Welcome to The Inward Journey of Leadership, the most important journey of your life. Curiously, while each of us is on this journey, most of us are not especially aware of it, and, as a result, we are not deliberate active learner participants. We are unmindful, often directionless, distracted travelers following the herd.  Not only do we fail to stop and smell the roses, we miss out on life’s most important teachings and we fail to discover who we really are (see Why Do We Miss Out on the Inward Journey?).

I have spent my adult life in academic medicine. My day to day work has included operating on and taking care of cancer patients, conducting research, and teaching students and residents. I have had the honor and privilege of serving as a Chair of a Surgery Department, and subsequently as a Vice-President for Health Affairs/Dean of Medicine at two distinguished universities. Like you, I have witnessed a shift in focus from service to reward, from relationships to transactions, not just in health care but across multiple industries including education. This shift has wounded the foundational values our country was built upon, stressed our domestic and international relationships, and damaged our credibility. Simultaneously, it has summoned the very best, and sometimes the very worst, of who we can be as individuals and as a nation.

Most of us are very much aware that the current trajectory of our planet is unsustainable. But our challenges are gut-wrenching, daunting, and sometimes imponderable. So, we tell ourselves that we are not responsible or that there’s nothing much we can do. We let ourselves off the hook by saying that they have been around forever. It’s easy to rationalize things away by saying, “It’s not my problem.” It’s easy to attribute the unworkability of our world to “just the way it is.”

Most people understand leadership as being about a person in charge who leads with charisma and authority. One of the corollaries of this thinking is that if the leader pulls the appropriate strategic levers and pushes the right operational buttons, organizational performance will change, and individual change will follow. This thinking puts the cart before the horse. Sustainable success begins with transforming people first by helping them revise their worldviews and frames of reference, a process that requires the inward journey of leadership.  Reinvent yourself, reinvent your organization, reinvent the world.

There is an agonizing cry today for a different kind of world. Most of us sense it as a disquieting cry from afar when it is really a call from deep within. It is an appeal for help, a plea to step up. It is a leadership call because it summons each of us to join hands, move the world forward, and improve the human condition. While this call may get our attention momentarily, perhaps through a touching television documentary on poverty or bigotry, our fleeting concern is overcome by other more pressing priorities: hitting that deadline at work, inking that deal, catching that plane, making that tee time. We shake our heads and tell each other that our world, a world rampant with bigotry, hate, greed, and injustice is in a sad state of affairs. But we do not heed the call.

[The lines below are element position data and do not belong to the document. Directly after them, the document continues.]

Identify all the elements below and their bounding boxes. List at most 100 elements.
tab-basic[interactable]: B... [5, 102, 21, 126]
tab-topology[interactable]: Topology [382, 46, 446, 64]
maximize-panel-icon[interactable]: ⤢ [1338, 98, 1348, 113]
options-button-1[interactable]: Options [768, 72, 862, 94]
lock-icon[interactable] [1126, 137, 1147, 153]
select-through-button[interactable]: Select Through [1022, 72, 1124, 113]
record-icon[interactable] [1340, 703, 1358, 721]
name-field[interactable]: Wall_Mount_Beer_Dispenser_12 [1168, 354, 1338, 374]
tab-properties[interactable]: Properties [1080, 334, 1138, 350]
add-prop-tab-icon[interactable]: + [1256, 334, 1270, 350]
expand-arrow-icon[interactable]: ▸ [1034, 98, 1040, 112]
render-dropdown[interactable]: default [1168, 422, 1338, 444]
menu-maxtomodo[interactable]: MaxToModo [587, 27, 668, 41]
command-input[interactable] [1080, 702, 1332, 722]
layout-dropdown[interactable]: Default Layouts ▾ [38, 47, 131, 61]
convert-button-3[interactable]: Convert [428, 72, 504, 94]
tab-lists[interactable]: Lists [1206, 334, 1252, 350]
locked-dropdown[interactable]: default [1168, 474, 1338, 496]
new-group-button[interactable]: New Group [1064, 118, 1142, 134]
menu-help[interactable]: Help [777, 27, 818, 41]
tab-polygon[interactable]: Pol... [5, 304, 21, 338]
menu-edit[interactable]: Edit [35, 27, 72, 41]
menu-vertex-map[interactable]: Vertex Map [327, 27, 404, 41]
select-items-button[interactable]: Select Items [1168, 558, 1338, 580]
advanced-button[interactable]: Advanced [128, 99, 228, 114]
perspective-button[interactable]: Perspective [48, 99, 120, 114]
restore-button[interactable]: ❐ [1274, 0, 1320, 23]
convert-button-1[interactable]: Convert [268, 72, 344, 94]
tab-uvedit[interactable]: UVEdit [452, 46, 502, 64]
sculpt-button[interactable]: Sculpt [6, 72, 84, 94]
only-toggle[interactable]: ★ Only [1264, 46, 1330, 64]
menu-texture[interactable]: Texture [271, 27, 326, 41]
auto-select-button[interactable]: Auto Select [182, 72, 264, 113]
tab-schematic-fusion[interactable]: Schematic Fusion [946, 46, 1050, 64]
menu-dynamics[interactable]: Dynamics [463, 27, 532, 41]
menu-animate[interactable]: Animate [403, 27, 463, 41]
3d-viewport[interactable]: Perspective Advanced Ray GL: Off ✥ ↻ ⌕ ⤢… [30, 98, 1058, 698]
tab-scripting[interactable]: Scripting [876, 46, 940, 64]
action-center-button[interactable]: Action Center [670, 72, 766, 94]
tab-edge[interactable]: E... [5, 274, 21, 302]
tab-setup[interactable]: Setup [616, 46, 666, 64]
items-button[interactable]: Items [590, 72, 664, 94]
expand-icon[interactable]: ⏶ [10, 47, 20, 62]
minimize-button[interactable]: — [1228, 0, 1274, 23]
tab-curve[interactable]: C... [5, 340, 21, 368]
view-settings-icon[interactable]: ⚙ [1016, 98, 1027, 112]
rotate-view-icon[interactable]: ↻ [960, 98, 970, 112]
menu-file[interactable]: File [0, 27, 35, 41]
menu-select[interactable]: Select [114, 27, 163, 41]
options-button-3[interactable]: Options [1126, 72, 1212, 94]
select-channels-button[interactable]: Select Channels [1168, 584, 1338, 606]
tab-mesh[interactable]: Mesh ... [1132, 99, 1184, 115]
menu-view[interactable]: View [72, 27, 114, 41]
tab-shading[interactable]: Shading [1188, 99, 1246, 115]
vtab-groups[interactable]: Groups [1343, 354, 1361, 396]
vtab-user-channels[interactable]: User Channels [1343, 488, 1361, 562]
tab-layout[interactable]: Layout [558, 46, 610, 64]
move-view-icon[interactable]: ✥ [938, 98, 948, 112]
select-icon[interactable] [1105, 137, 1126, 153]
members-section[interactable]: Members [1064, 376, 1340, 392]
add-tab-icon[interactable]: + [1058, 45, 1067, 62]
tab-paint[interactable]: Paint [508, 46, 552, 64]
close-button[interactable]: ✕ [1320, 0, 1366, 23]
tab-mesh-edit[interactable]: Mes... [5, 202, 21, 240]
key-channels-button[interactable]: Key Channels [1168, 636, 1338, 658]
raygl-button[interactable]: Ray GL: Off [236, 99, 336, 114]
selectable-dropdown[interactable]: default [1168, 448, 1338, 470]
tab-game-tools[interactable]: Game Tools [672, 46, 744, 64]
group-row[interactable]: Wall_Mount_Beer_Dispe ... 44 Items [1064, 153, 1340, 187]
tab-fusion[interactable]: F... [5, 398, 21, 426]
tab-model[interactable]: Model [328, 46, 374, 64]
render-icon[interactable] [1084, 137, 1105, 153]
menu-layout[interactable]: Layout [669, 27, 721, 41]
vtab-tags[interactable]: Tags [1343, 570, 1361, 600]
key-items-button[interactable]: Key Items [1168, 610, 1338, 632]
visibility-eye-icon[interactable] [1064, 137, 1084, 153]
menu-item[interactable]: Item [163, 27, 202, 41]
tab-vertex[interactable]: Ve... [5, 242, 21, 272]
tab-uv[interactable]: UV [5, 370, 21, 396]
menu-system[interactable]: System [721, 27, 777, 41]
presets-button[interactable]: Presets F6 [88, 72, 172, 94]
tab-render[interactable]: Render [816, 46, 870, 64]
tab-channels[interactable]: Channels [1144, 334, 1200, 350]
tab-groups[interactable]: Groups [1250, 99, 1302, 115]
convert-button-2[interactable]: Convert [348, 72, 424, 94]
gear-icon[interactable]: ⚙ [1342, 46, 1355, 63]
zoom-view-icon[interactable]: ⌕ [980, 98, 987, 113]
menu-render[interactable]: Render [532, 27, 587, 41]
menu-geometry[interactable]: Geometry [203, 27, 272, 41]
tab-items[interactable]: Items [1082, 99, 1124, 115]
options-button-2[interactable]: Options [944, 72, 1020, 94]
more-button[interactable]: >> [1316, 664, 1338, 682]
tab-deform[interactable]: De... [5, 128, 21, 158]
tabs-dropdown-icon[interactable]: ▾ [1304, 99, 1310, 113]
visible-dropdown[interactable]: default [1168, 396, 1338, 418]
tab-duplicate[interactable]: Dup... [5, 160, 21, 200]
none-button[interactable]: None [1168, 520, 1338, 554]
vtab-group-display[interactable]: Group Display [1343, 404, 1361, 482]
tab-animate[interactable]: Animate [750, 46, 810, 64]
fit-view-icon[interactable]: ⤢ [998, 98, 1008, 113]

Unless and until we embark on the inward journey of leadership (see How Do I Get Started on the Inward Journey?), we will lack the wisdom and will to tackle our most vexing challenges. As a result, the future will be little more than a continuation of past.  Peter Block wrote, “If there is no transformation inside each of us, all the structural change in the world will have no impact on our institutions.”

 

To lead more effectively – to constructively change our organizations and our world – we must begin by changing how we think.

 

Our thinking ultimately influences how we perform. This new way of thinking and leading begins on the inside. When we make this shift, for many of us it will be like leading again for the first time.